Younger artists were always welcome in his studio. Artist Wyn Geleynse (b. 1947) remembers being there as a high school art student: “Greg showed me that being an artist was a viable thing to do.”11 He further observed, “He [Curnoe] took the things we take for granted, external things, and gave them legitimacy. You can make work with global relevance by using the everyday. It is how you bring them together that matters.”12 Royden Rabinowitch (b. 1943), who had exhibited with Curnoe in the 1968 Heart of London exhibition, stressed the importance of the encouragement he had received from Curnoe: “I’ve always thought & still do that the one really immotional [sic] career influence that has affected me & still continues to affect me is my relationship with you. I was always & am continually strengthened by your acceptance of my lovely Barrel staves things & I always think with real feeling of your studio with the photo of my unfinished apple turnover stuck up on your door.”13
We will never know the full extent of the influence Curnoe’s talks and teachings had on artists and students across Canada. Artists Jamelie Hassan (b. 1948) and Robert Fones (b. 1949) first encountered him in art classes at H.B. Beal Technical and Commercial High School and eventually became close friends. Hassan wrote: “Our experiences would also entail long hours of debate and argument against ‘everything.’ Connecting people to each other and to ideas and to contemporary culture in Canada was central to maintaining a friendship with Greg Curnoe.”14 Among the many other artists who came within his orbit were Ron Benner (b. 1949), Andy Patton (b. 1952), Janice Gurney (b. 1949), and Greg Hill (b. 1967), who remembered: “From his example I took comfort in the notion of pride of place and self. His nationalism was surprising to me at the time, but also a little intoxicating.”15
More recently, artist Paul Butler (b. 1973) presented The Greg Curnoe Bicycle Project at the Art Gallery of Ontario in Toronto. Butler’s artistic practice combines art making with community building. Like Curnoe, he has an interest in collage, making lists, and building bikes. On July 23, 2011, Butler rode a replica of Curnoe’s first and favourite Mariposa bicycle through London with Curnoe’s friends and family, visiting important sites in Curnoe’s London.

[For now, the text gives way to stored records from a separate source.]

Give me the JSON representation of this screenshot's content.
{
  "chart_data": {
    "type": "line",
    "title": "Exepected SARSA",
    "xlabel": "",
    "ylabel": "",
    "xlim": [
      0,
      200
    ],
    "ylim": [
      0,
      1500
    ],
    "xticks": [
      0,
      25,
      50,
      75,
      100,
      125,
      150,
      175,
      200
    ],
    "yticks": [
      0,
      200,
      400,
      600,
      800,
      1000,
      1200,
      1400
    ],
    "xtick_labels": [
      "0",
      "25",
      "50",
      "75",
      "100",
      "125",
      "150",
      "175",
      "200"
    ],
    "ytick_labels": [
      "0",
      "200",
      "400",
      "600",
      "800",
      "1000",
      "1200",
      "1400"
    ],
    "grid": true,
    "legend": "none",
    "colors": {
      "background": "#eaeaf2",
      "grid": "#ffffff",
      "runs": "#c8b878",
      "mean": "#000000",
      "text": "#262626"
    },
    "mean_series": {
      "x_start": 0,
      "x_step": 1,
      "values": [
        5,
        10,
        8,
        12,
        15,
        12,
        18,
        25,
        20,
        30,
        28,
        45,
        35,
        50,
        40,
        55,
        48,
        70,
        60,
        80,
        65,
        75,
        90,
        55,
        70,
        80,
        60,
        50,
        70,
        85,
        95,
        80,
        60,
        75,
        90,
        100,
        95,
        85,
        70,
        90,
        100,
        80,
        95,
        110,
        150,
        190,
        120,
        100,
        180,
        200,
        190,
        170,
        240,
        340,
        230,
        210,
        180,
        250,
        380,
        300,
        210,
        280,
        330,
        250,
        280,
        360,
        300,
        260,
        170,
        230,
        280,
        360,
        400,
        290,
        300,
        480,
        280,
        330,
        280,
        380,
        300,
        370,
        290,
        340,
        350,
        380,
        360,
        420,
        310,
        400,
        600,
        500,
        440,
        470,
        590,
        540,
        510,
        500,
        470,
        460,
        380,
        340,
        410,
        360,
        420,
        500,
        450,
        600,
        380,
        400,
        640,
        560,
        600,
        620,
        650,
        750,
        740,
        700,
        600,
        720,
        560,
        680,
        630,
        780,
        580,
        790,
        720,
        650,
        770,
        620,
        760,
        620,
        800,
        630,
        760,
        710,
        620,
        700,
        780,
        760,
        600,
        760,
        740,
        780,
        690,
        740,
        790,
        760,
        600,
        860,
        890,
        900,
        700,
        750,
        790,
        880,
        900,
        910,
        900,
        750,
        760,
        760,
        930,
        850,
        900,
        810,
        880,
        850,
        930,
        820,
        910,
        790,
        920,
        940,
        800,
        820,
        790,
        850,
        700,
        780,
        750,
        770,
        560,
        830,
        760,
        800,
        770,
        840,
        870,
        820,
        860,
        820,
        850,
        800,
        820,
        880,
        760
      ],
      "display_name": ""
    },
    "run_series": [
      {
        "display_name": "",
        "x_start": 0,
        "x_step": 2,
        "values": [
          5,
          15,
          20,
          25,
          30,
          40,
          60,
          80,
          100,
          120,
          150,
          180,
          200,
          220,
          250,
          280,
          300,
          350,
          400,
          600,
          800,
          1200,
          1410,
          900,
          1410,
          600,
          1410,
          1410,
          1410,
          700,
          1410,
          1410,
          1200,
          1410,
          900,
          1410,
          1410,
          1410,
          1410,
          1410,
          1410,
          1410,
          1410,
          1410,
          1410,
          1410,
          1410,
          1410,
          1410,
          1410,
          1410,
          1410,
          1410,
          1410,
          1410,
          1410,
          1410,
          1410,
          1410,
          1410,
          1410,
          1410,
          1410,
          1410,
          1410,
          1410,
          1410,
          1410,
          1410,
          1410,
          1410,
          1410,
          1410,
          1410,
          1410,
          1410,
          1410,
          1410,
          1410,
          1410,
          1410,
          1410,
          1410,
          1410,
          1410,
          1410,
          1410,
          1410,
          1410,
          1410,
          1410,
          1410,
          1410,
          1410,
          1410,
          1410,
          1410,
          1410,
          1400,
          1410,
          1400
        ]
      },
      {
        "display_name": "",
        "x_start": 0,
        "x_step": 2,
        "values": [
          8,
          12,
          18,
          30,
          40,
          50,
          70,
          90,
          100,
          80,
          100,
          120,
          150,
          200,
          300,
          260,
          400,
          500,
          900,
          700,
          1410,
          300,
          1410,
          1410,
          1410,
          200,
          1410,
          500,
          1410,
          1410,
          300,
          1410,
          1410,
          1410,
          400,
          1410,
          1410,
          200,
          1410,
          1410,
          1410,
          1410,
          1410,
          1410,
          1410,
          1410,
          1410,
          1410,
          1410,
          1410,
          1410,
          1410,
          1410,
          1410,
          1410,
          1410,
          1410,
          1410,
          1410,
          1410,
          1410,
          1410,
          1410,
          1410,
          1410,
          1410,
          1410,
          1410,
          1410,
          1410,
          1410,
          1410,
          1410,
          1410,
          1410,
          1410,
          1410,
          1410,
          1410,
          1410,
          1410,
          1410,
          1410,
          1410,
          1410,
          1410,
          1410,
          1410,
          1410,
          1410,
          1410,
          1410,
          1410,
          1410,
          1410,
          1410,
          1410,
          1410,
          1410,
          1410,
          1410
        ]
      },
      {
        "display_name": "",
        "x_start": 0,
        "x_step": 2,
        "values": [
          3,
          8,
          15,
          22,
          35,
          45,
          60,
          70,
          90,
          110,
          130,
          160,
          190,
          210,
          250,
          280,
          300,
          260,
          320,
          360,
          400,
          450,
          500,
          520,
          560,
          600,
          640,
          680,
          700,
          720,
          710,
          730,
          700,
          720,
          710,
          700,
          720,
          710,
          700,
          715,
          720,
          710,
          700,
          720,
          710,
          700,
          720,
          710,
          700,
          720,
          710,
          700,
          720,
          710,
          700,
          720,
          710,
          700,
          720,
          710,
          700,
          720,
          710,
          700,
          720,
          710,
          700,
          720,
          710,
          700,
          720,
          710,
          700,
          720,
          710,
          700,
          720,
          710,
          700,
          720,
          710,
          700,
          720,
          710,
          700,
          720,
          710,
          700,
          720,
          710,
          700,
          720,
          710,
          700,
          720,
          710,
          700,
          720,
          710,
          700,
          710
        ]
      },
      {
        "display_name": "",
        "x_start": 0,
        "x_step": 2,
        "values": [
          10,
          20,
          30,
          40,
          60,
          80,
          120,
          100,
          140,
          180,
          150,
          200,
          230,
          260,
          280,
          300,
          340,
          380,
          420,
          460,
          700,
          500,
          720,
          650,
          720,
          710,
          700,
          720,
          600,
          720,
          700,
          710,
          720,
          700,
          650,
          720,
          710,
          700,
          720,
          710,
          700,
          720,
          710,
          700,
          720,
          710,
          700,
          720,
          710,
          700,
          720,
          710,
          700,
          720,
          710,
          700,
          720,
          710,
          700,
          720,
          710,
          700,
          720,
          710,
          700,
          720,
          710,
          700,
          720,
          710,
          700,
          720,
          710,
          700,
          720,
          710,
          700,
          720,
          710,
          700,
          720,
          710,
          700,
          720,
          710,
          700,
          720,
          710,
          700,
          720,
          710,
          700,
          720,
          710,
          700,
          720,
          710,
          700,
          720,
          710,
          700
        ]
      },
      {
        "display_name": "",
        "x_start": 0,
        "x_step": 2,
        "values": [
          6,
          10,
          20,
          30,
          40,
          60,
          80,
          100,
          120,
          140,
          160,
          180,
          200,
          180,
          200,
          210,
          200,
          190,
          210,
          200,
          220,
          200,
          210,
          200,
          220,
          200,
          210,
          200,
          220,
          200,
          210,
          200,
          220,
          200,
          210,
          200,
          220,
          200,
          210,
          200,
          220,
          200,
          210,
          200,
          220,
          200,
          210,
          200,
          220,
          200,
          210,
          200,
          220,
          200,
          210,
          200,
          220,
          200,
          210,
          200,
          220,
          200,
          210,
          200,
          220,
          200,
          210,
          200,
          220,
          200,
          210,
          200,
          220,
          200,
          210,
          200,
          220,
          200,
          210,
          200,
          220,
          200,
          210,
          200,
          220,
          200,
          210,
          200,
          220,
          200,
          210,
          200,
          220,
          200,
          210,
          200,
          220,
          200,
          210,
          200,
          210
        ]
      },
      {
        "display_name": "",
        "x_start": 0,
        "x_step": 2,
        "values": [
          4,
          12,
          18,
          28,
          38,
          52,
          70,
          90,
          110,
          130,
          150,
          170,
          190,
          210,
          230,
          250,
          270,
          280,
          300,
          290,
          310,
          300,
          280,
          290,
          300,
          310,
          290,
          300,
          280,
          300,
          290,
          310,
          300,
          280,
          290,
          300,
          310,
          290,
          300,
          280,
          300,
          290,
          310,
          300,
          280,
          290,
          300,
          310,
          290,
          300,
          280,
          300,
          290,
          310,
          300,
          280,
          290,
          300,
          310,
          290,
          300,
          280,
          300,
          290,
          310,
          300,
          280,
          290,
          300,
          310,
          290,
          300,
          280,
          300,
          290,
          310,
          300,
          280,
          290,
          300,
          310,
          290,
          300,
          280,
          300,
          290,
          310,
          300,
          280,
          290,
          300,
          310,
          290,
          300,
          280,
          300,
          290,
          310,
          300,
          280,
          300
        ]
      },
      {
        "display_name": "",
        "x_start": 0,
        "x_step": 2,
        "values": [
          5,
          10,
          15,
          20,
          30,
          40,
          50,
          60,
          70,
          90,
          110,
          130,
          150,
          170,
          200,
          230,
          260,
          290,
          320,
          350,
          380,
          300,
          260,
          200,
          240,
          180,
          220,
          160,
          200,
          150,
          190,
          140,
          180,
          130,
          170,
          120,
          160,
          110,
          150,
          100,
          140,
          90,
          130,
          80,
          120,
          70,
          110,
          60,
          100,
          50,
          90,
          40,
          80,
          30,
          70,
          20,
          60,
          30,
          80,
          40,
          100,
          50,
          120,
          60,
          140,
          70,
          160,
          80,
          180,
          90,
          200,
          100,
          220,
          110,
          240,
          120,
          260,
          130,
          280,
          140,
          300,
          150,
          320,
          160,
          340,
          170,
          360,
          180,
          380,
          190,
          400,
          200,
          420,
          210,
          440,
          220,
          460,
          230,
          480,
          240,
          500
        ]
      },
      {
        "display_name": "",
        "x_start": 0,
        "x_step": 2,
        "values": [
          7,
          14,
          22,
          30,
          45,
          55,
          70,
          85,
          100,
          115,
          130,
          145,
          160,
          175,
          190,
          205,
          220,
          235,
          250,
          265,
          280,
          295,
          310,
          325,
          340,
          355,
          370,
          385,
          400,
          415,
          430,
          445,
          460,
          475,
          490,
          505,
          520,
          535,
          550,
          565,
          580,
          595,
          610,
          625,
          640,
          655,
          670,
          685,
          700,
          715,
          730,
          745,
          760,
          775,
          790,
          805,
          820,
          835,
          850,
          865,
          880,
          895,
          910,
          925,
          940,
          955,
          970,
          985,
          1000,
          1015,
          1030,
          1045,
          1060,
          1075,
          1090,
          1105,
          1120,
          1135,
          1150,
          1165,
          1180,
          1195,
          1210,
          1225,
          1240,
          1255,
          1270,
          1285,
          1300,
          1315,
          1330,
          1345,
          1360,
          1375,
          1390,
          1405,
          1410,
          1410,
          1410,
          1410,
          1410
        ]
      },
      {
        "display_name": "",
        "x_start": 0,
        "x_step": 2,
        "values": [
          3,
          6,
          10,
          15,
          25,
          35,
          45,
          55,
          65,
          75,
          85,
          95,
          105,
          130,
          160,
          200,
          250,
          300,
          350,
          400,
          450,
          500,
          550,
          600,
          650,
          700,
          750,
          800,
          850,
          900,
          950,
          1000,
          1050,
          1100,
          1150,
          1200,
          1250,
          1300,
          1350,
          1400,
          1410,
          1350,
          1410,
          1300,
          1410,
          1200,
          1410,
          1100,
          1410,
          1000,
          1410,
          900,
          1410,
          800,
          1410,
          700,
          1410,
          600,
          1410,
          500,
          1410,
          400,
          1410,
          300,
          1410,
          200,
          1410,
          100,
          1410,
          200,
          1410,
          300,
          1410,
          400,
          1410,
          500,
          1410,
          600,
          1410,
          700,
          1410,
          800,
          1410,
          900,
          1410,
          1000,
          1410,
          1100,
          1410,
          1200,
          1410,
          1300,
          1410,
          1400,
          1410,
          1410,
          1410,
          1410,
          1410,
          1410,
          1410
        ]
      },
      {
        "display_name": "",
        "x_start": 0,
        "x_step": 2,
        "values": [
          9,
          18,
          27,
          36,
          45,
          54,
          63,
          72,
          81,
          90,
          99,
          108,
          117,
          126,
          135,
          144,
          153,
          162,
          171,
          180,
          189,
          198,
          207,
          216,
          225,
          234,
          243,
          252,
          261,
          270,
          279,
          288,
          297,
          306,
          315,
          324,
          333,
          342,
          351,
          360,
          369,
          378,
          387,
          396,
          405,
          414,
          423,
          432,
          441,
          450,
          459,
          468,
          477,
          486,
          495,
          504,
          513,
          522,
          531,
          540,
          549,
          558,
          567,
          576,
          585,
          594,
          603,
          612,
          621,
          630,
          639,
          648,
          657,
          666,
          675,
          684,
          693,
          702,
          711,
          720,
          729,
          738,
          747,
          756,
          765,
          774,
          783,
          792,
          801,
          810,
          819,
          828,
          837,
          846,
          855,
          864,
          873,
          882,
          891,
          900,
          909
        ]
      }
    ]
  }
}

The replica was exhibited at the Art Gallery of Ontario along with items from the Greg Curnoe archives and Butler’s own “Curnoe-style” colour wheel, inscribed with the names of people who had helped with his research.16
Museum London’s 2013 exhibition L.O. Today featured artists Marc Bell (b. 1971), James Kirkpatrick (b. 1977), Amy Lockhart (b. 1979), Jason McLean (b. 1971), Jamie Q (b. 1980), Peter Thompson (b. 1970), and Billy Bert Young (b. 1983). Their works included text, cartoon-style drawings, found objects, constructions, artists’ books, maps, and ’zines—all showing a debt to Curnoe. However, their collaborative approach, their choices of subject matter and colour, and their use of hand-drawn rather than stamped letters set them apart. For them, Curnoe’s regionalism is a foundation for creating their own idiosyncratic art.
Greg Curnoe’s untimely, ironic death created a hole in the cultural fabric of London and, arguably, Canada that is still not mended. Curnoe, his ideas, his works, and his career have become the “stuff” of myth and legend.